Neste cenário de desconstrução do mundo regulatório, os desafios do movimento social contemporâneo são imensos. “Estamos imersos em mudanças radicais de paradigma, muitas aceleradas por força da pandemia”, frisou o advogado Eymard Loguercio, sócio do escritório LBS Advogados, que presta assessoria jurídica à FNA.  Ao lembrar que o Brasil enfrenta altas taxas de informalidade e rotatividade no ambiente do trabalho – quase metade da força empregada em um ano fica desempregada no ano seguinte, manifestou preocupação com a crescente sonegação de direitos por parte dos empregadores, gerando um passivo trabalhista ao longo dos anos. “Os sindicatos precisam se reinventar, pois a mudança de paradigma em curso despreza sindicato inclusive como fator de flexibilização. Rebaixa todos os padrões de fiscalização’, pontuou Loguercio.

Para o advogado, as leis saíram de um patamar ‘hard’ de proteção ao trabalhador para um nível ‘soft’, num cenário onde as empresas se comprometem com governança, boa conduta, governabilidade, mas ao mesmo tempo permitem terceirizações, jornada intermitente e outros modelos possíveis pela Reforma Trabalhista. “Este padrão de mudança estrutural está aí, e não basta apenas resistência, pois não se trata de uma mera crise estrutural, é uma tentativa de implantar um novo mundo de trabalho’, garantiu. De acordo com o advogado, os sindicatos têm como desafio ultrapassar esse modelo ‘concorrencial’ a que o setor foi submetido, onde quem ganha espaço é quem trabalha melhor e oferece mais. “A lógica, no entanto, é outra. A liberdade sindical é a possibilidade de se estabelecer qualquer tipo de sindicato. O modelo de ‘que vença o melhor’ não é voltado à organização de classes, mas à concorrência”, destacou.

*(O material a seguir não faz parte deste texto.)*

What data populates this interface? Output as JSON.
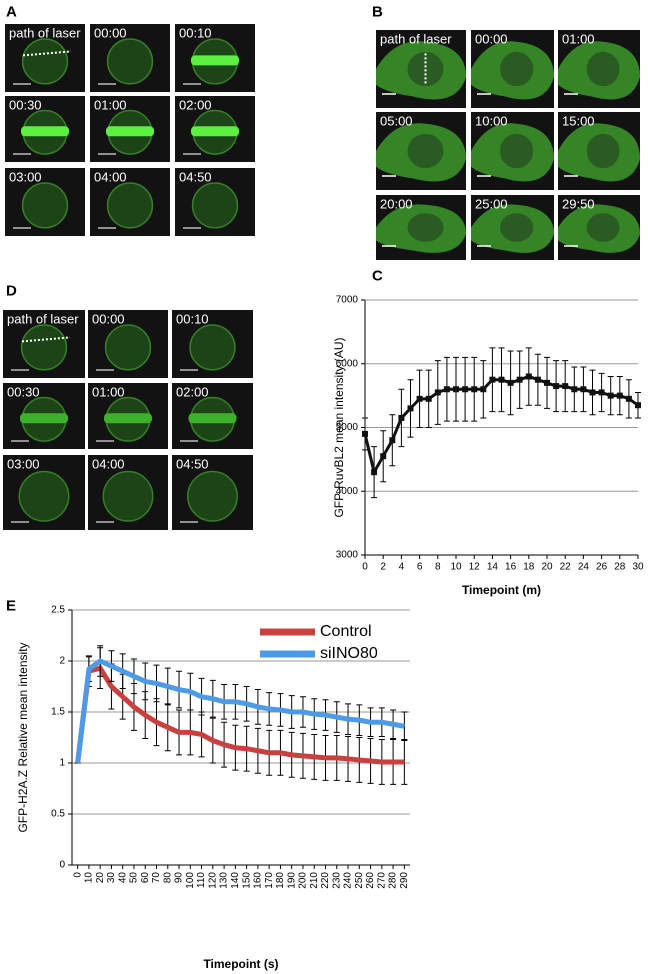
{
  "panels": [
    {
      "label": "A",
      "tiles": [
        "path of laser",
        "00:00",
        "00:10",
        "00:30",
        "01:00",
        "02:00",
        "03:00",
        "04:00",
        "04:50"
      ]
    },
    {
      "label": "B",
      "tiles": [
        "path of laser",
        "00:00",
        "01:00",
        "05:00",
        "10:00",
        "15:00",
        "20:00",
        "25:00",
        "29:50"
      ]
    },
    {
      "label": "D",
      "tiles": [
        "path of laser",
        "00:00",
        "00:10",
        "00:30",
        "01:00",
        "02:00",
        "03:00",
        "04:00",
        "04:50"
      ]
    }
  ],
  "chart_data": [
    {
      "type": "line",
      "label": "C",
      "xlabel": "Timepoint (m)",
      "ylabel": "GFP-RuvBL2 mean intensity (AU)",
      "color": "#111111",
      "grid": true,
      "x": [
        0,
        1,
        2,
        3,
        4,
        5,
        6,
        7,
        8,
        9,
        10,
        11,
        12,
        13,
        14,
        15,
        16,
        17,
        18,
        19,
        20,
        21,
        22,
        23,
        24,
        25,
        26,
        27,
        28,
        29,
        30
      ],
      "values": [
        4900,
        4300,
        4550,
        4800,
        5150,
        5300,
        5450,
        5450,
        5550,
        5600,
        5600,
        5600,
        5600,
        5600,
        5750,
        5750,
        5700,
        5750,
        5800,
        5750,
        5700,
        5650,
        5650,
        5600,
        5600,
        5550,
        5550,
        5500,
        5500,
        5450,
        5350
      ],
      "errors": [
        250,
        400,
        400,
        400,
        450,
        450,
        450,
        450,
        500,
        500,
        500,
        500,
        500,
        450,
        500,
        500,
        500,
        450,
        450,
        400,
        400,
        400,
        400,
        350,
        350,
        350,
        300,
        300,
        300,
        300,
        200
      ],
      "xlim": [
        0,
        30
      ],
      "xticks": [
        0,
        2,
        4,
        6,
        8,
        10,
        12,
        14,
        16,
        18,
        20,
        22,
        24,
        26,
        28,
        30
      ],
      "ylim": [
        3000,
        7000
      ],
      "yticks": [
        3000,
        4000,
        5000,
        6000,
        7000
      ]
    },
    {
      "type": "line",
      "label": "E",
      "xlabel": "Timepoint (s)",
      "ylabel": "GFP-H2A.Z Relative mean intensity",
      "grid": true,
      "legend": "upper right",
      "x": [
        0,
        10,
        20,
        30,
        40,
        50,
        60,
        70,
        80,
        90,
        100,
        110,
        120,
        130,
        140,
        150,
        160,
        170,
        180,
        190,
        200,
        210,
        220,
        230,
        240,
        250,
        260,
        270,
        280,
        290
      ],
      "series": [
        {
          "name": "Control",
          "color": "#c9403f",
          "values": [
            1,
            1.9,
            1.93,
            1.75,
            1.65,
            1.55,
            1.47,
            1.4,
            1.35,
            1.3,
            1.3,
            1.28,
            1.22,
            1.18,
            1.15,
            1.14,
            1.12,
            1.1,
            1.1,
            1.08,
            1.07,
            1.06,
            1.05,
            1.05,
            1.04,
            1.03,
            1.02,
            1.01,
            1.01,
            1.01
          ],
          "errors": [
            0,
            0.15,
            0.2,
            0.22,
            0.22,
            0.23,
            0.23,
            0.23,
            0.23,
            0.22,
            0.22,
            0.22,
            0.22,
            0.22,
            0.22,
            0.22,
            0.22,
            0.22,
            0.22,
            0.22,
            0.22,
            0.22,
            0.22,
            0.22,
            0.22,
            0.22,
            0.22,
            0.22,
            0.22,
            0.22
          ]
        },
        {
          "name": "siINO80",
          "color": "#4d9be6",
          "values": [
            1,
            1.92,
            2,
            1.95,
            1.9,
            1.85,
            1.8,
            1.78,
            1.75,
            1.72,
            1.7,
            1.65,
            1.63,
            1.6,
            1.6,
            1.58,
            1.55,
            1.53,
            1.52,
            1.5,
            1.5,
            1.48,
            1.47,
            1.45,
            1.43,
            1.42,
            1.4,
            1.4,
            1.38,
            1.36
          ],
          "errors": [
            0,
            0.12,
            0.15,
            0.15,
            0.17,
            0.17,
            0.18,
            0.18,
            0.18,
            0.18,
            0.18,
            0.18,
            0.18,
            0.17,
            0.17,
            0.17,
            0.17,
            0.16,
            0.16,
            0.16,
            0.15,
            0.15,
            0.15,
            0.15,
            0.15,
            0.15,
            0.14,
            0.14,
            0.14,
            0.14
          ]
        }
      ],
      "xlim": [
        -5,
        295
      ],
      "xticks": [
        0,
        10,
        20,
        30,
        40,
        50,
        60,
        70,
        80,
        90,
        100,
        110,
        120,
        130,
        140,
        150,
        160,
        170,
        180,
        190,
        200,
        210,
        220,
        230,
        240,
        250,
        260,
        270,
        280,
        290
      ],
      "ylim": [
        0,
        2.5
      ],
      "yticks": [
        0,
        0.5,
        1,
        1.5,
        2,
        2.5
      ]
    }
  ]
}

O diretor da Federação Nacional das Associações do Pessoal da Caixa Econômica Federal (Fenae) Jair Pedro disse que a situação dos bancários também é desafiadora, especialmente diante do rápido avanço da tecnologia que permite novas modalidades de atuação, mas não há uma preocupação com a qualidade voltada ao trabalhador.  O painel ainda contou com a participação do secretário de Relações de Trabalho da CUT, Ari do Nascimento, que fez uma saudação aos participantes do evento e uma breve homenagem a Kjeld Jakobsen, ex-presidente da CUT falecido neste sábado (confira link com a reportagem).